RDBMS benchmarking results
This page summarizes current benchmark results for using PostgreSQL as Orchestration Cluster secondary storage.
Use these results as directional guidance, not strict guarantees. Actual performance depends on process complexity, hardware, database configuration, retention settings, and query patterns.
Test scope and environment
Current published results are based on PostgreSQL benchmarking only.
Scenarios tested
- Single-task workload: A process with one task.
- Multi-step timer workload: A 10-task process with multiple timers.
- Complex business workload: A process with call activities, subprocesses, and DMN.
Baseline setup used in benchmark discussions
- Orchestration cluster: three nodes, three partitions.
- Orchestration resources: 3.5 CPU and 2 GB RAM per node.
- PostgreSQL: single-node containerized setup, typically 3-6 CPU and 6-8 GB RAM.
- Retention baseline used in several tests: TTL 60 minutes.
Published results currently reflect short-retention benchmark windows.
Key results summary
Write throughput
- In scale tests, RDBMS write behavior was described as approximately linear with additional cluster capacity.
Scenario observations
- Single-task workload: Stable exporter behavior under low-complexity flow patterns.
- Multi-step timer workload: Stable exporter behavior in multi-step flows, with engine pressure becoming visible before exporter pressure in some runs.
- Complex business workload: Stable exporter behavior in complex business flows, where engine and workload characteristics can dominate end-to-end throughput.
Data availability and cleanup
- History cleanup overhead was minimal in short-retention scenarios and did not impact write throughput. With longer retention periods, allocate additional database resources for cleanup operations.
Read/query behavior
Read performance is currently the main trade-off for RDBMS secondary storage in query-heavy workloads:
- Key-based access patterns scale better.
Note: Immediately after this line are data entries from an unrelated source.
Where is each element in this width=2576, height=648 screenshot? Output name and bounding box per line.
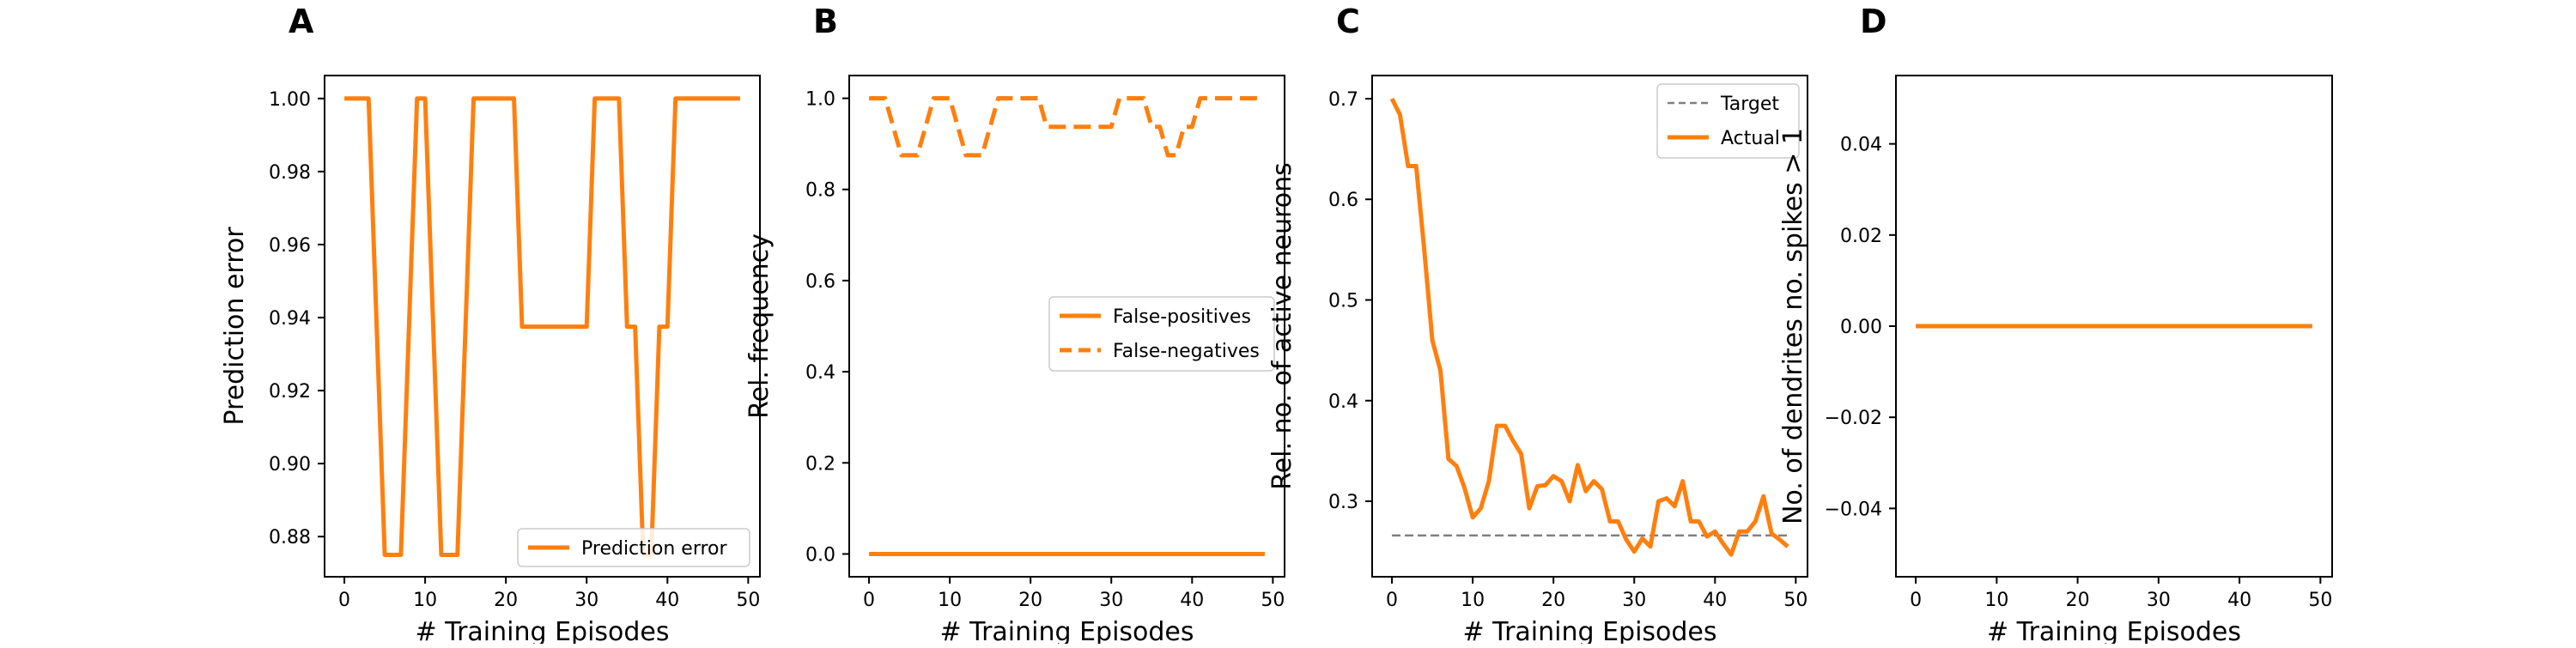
x-tick-label: 50 xyxy=(736,590,760,611)
x-tick-label: 30 xyxy=(1099,590,1123,611)
x-tick-label: 10 xyxy=(1984,590,2008,611)
y-tick-label: 0.6 xyxy=(805,271,835,293)
y-tick-label: 0.90 xyxy=(269,454,311,475)
x-tick-label: 0 xyxy=(338,590,350,611)
y-tick-label: 0.7 xyxy=(1328,89,1358,111)
x-tick-label: 0 xyxy=(863,590,875,611)
y-tick-label: 0.02 xyxy=(1840,226,1882,247)
y-axis-label: Rel. frequency xyxy=(744,233,775,419)
x-tick-label: 40 xyxy=(1180,590,1204,611)
x-tick-label: 20 xyxy=(1541,590,1565,611)
panel-letter: D xyxy=(1860,3,1887,40)
legend-box xyxy=(1048,296,1275,372)
y-tick-label: 0.4 xyxy=(1328,391,1358,413)
axes-frame xyxy=(848,75,1285,578)
y-tick-label: 0.96 xyxy=(269,235,311,257)
y-tick-label: 0.88 xyxy=(269,527,311,548)
x-tick-label: 0 xyxy=(1910,590,1922,611)
series-line-actual xyxy=(1389,97,1789,557)
legend: Target Actual xyxy=(1656,83,1800,159)
legend: Prediction error xyxy=(517,528,750,567)
series-line-prediction-error xyxy=(344,96,740,557)
x-tick-label: 10 xyxy=(938,590,962,611)
x-tick-label: 50 xyxy=(1261,590,1285,611)
x-tick-label: 10 xyxy=(1461,590,1485,611)
x-tick-label: 40 xyxy=(2227,590,2251,611)
y-tick-label: 0.98 xyxy=(269,162,311,184)
x-tick-label: 50 xyxy=(1783,590,1807,611)
x-tick-label: 20 xyxy=(1018,590,1042,611)
x-tick-label: 20 xyxy=(494,590,518,611)
y-tick-label: 1.0 xyxy=(805,89,835,111)
x-tick-label: 0 xyxy=(1386,590,1398,611)
y-tick-label: −0.02 xyxy=(1825,408,1882,429)
legend-entry: Actual xyxy=(1721,128,1780,149)
panel-a: A 0 10 20 30 40 50 0.88 0.90 0.92 0.94 0.96 0.98 1.00… xyxy=(220,3,761,647)
y-tick-label: 0.4 xyxy=(805,362,835,384)
x-tick-label: 30 xyxy=(574,590,598,611)
legend-entry: Prediction error xyxy=(581,538,727,560)
y-axis-label: No. of dendrites no. spikes > 1 xyxy=(1778,128,1808,524)
y-axis-label: Prediction error xyxy=(220,227,250,426)
axes-frame xyxy=(1371,75,1808,578)
legend-entry: Target xyxy=(1720,94,1779,115)
panel-letter: A xyxy=(289,3,314,40)
series-line-false-negatives xyxy=(869,96,1265,158)
x-tick-label: 30 xyxy=(1622,590,1646,611)
x-tick-label: 50 xyxy=(2308,590,2332,611)
panel-d: D 0 10 20 30 40 50 −0.04 −0.02 0.00 0.02 0.04 # Trai… xyxy=(1778,3,2333,647)
panel-c: C 0 10 20 30 40 50 0.3 0.4 0.5 0.6 0.7 # Training Ep… xyxy=(1267,3,1808,647)
legend-entry: False-positives xyxy=(1113,306,1251,328)
y-axis-label: Rel. no. of active neurons xyxy=(1267,162,1297,490)
legend-box xyxy=(517,528,750,567)
x-tick-label: 30 xyxy=(2147,590,2171,611)
y-tick-label: 1.00 xyxy=(269,89,311,111)
x-tick-label: 20 xyxy=(2066,590,2090,611)
x-axis-label: # Training Episodes xyxy=(1987,617,2241,644)
y-tick-label: −0.04 xyxy=(1825,499,1882,520)
y-tick-label: 0.04 xyxy=(1840,135,1882,156)
x-axis-label: # Training Episodes xyxy=(939,617,1194,644)
y-tick-label: 0.92 xyxy=(269,381,311,403)
axes-frame xyxy=(324,75,761,578)
y-tick-label: 0.94 xyxy=(269,308,311,330)
legend: False-positives False-negatives xyxy=(1048,296,1275,372)
y-tick-label: 0.00 xyxy=(1840,317,1882,338)
panel-letter: B xyxy=(813,3,838,40)
y-tick-label: 0.3 xyxy=(1328,492,1358,513)
y-tick-label: 0.6 xyxy=(1328,190,1358,211)
x-axis-label: # Training Episodes xyxy=(415,617,669,644)
legend-entry: False-negatives xyxy=(1113,341,1260,362)
panel-letter: C xyxy=(1336,3,1360,40)
x-axis-label: # Training Episodes xyxy=(1462,617,1716,644)
x-tick-label: 10 xyxy=(413,590,437,611)
y-tick-label: 0.0 xyxy=(805,544,835,566)
x-tick-label: 40 xyxy=(655,590,679,611)
y-tick-label: 0.2 xyxy=(805,453,835,475)
panel-b: B 0 10 20 30 40 50 0.0 0.2 0.4 0.6 0.8 1.0 # Training… xyxy=(744,3,1285,647)
x-tick-label: 40 xyxy=(1703,590,1727,611)
y-tick-label: 0.8 xyxy=(805,180,835,202)
y-tick-label: 0.5 xyxy=(1328,291,1358,312)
- Broad filters, sorting, and statistics/count queries can degrade with data growth.
- Statistics queries for process and dashboard views are known sensitive paths in the Orchestration Cluster API, whether called directly through the API or indirectly by Operate dashboards.
Recommended mitigation:
- Validate your most common read queries with production-like data.
- Add and tune indexes for high-frequency filters used in your environment.
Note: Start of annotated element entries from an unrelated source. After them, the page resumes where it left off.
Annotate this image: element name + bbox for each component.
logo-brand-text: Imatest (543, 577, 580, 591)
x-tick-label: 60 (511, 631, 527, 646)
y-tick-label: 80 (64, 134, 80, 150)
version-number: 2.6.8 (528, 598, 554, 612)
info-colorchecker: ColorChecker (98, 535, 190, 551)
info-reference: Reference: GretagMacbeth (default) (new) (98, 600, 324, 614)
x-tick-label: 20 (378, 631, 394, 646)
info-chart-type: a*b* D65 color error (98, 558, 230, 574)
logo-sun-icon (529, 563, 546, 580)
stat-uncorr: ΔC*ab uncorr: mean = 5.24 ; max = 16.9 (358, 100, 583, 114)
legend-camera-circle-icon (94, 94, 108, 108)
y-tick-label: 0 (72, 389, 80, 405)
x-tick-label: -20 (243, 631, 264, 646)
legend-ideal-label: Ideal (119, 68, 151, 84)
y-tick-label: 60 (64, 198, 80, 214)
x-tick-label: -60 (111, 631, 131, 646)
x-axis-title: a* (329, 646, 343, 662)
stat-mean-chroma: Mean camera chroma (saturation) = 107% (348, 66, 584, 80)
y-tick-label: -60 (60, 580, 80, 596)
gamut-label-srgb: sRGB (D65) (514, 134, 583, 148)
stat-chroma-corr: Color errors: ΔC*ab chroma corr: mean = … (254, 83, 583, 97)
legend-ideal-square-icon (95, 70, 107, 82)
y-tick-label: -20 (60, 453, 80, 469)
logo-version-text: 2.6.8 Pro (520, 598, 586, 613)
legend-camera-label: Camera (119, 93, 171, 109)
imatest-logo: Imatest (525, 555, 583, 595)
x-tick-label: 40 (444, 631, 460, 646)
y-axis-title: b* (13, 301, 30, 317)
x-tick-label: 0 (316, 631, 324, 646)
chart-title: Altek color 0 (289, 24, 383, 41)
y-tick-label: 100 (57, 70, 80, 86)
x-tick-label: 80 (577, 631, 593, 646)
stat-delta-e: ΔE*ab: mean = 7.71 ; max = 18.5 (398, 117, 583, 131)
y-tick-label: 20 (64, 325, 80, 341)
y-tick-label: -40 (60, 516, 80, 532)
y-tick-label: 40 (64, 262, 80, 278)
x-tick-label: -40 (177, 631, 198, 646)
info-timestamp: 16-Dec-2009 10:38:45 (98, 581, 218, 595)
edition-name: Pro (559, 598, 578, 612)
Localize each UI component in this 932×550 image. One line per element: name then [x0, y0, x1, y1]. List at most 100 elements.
- Re-evaluate index strategy as data volume and query patterns evolve.
RDBMS vs Elasticsearch/OpenSearch comparison
- With the same hardware setup, RDBMS write performance was observed at roughly ~70% of Elasticsearch/OpenSearch write performance across tested scenarios.
- API read performance (including Operate dashboards) with RDBMS can be significantly slower than Elasticsearch/OpenSearch on large datasets, especially for complex queries, multi-field filtering, and sorting.
Choosing RDBMS secondary storage
Choose RDBMS secondary storage when:
- You already operate relational databases at scale.
- You prefer operational consistency with existing database tooling.
- Workloads are low-to-moderate and read/query pressure is manageable.
Prefer Elasticsearch/OpenSearch when:
- You need high-throughput, high-volume execution at scale.
- You rely on heavy filtering/sorting/search workloads.
- You require Optimize without introducing a second storage technology.
Caveats and interpretation guidance
- These results are from controlled benchmark scenarios and should not be interpreted as guaranteed production numbers.
- Results can change as product and exporter optimizations evolve.
- Always validate final sizing with production-like workload tests.